Das Salz der Erde by Wittlin Joseph

Das Salz der Erde by Wittlin Joseph

Autor:Wittlin, Joseph [Wittlin, Joseph]
Die sprache: deu
Format: epub
ISBN: 978-3-10-402961-0
Herausgeber: Fischer E-Books
veröffentlicht: 2014-03-19T16:00:00+00:00


VII. Kapitel

Die österreich-ungarische Monarchie bestand – wie schon die Bezeichnung sagt – aus den im Wiener Reichstag vertretenen Ländern, also aus Österreich und aus Ungarn, d.h. den Ländern der heiligen Stephanskrone.

Die heilige Stephanskrone (A Magyar Szent Korona) ist sehr alt und sehr schwer. Trotzdem muß sie jeder ungarische König einmal im Leben aufsetzen. Mit einem herrlichen Mantel bedeckt, auf weißem Roß, begibt er sich mit der Krone auf den höchsten Hügel der Stadt Ofen, wo er symbolisch ein riesiges Schwert in der Luft schwingt. Das ist der Höhepunkt des Krönungsfestes. Dann schläft die Krone ruhig viele Jahre in der Schatzkammer auf dem Ofener Schloß und wartet auf einen neuen König. Sie liegt ungestört, es sei denn, daß sie jemand raube. Dies geschah schon öfters im Laufe der ungarischen Geschichte. Deshalb vergruben sie Patrioten im Jahre 1846, unweit der Ortschaft Orsova an der Donau. Zehn Jahre lag die Krone in der Erde. Aber das Gold und die kostbaren Edelsteine keimten nicht. Nur das Kreuz am Gipfel des Diadems lockerte sich und ist bis heute zur Seite geneigt – wie das Kreuz Christi, damals, als er unter seiner Last zusammenbrach.
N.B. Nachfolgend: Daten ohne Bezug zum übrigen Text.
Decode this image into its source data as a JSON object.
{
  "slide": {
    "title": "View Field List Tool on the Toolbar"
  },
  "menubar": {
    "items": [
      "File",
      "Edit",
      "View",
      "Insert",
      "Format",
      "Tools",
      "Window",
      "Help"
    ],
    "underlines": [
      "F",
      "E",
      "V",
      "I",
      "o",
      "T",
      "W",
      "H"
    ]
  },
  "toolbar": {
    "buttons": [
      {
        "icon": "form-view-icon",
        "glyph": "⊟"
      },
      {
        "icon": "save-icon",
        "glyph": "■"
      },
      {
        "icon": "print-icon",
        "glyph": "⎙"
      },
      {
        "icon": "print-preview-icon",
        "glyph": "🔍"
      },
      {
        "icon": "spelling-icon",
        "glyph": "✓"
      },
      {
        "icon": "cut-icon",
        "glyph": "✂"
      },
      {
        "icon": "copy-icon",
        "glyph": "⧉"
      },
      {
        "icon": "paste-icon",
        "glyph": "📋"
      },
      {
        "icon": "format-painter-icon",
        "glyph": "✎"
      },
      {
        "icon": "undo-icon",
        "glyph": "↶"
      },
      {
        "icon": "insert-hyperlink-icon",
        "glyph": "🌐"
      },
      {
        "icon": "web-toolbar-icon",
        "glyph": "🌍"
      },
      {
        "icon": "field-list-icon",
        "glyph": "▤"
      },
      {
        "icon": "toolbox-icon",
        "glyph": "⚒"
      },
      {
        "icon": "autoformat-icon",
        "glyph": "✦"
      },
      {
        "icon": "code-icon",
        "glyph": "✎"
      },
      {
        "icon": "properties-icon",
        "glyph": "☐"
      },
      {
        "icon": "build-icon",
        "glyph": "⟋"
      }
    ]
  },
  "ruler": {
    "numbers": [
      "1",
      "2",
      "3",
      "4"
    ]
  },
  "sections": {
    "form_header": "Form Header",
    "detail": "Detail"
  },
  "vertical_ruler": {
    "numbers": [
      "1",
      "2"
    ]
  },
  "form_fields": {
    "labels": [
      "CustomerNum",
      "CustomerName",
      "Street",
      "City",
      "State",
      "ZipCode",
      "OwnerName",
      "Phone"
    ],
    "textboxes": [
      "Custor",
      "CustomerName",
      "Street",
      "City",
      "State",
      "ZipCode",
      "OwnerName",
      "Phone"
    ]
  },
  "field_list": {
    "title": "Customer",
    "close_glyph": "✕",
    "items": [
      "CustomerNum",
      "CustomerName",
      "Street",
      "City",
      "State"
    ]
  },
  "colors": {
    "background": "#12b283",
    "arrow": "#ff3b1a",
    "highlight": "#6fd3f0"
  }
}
Jeder Mensch in der Monarchie, jeder Bettler, dem man in die ausgestreckte Hand 20 Heller wirft, weiß, wie die heilige Stephanskrone aussieht. Denn das Münzhaus, wie übrigens das ganze Finanzwesen, war für beide Länder gemeinsam und brachte in beiden Staaten sowohl die österreichischen wie die ungarischen Münzen in Umlauf. Auf diese Weise trug auch Peter Niewiadomski so manche heilige Stephanskrone in der Tasche, und oft wunderte er sich, weshalb das Kreuz darauf nicht gerade stand.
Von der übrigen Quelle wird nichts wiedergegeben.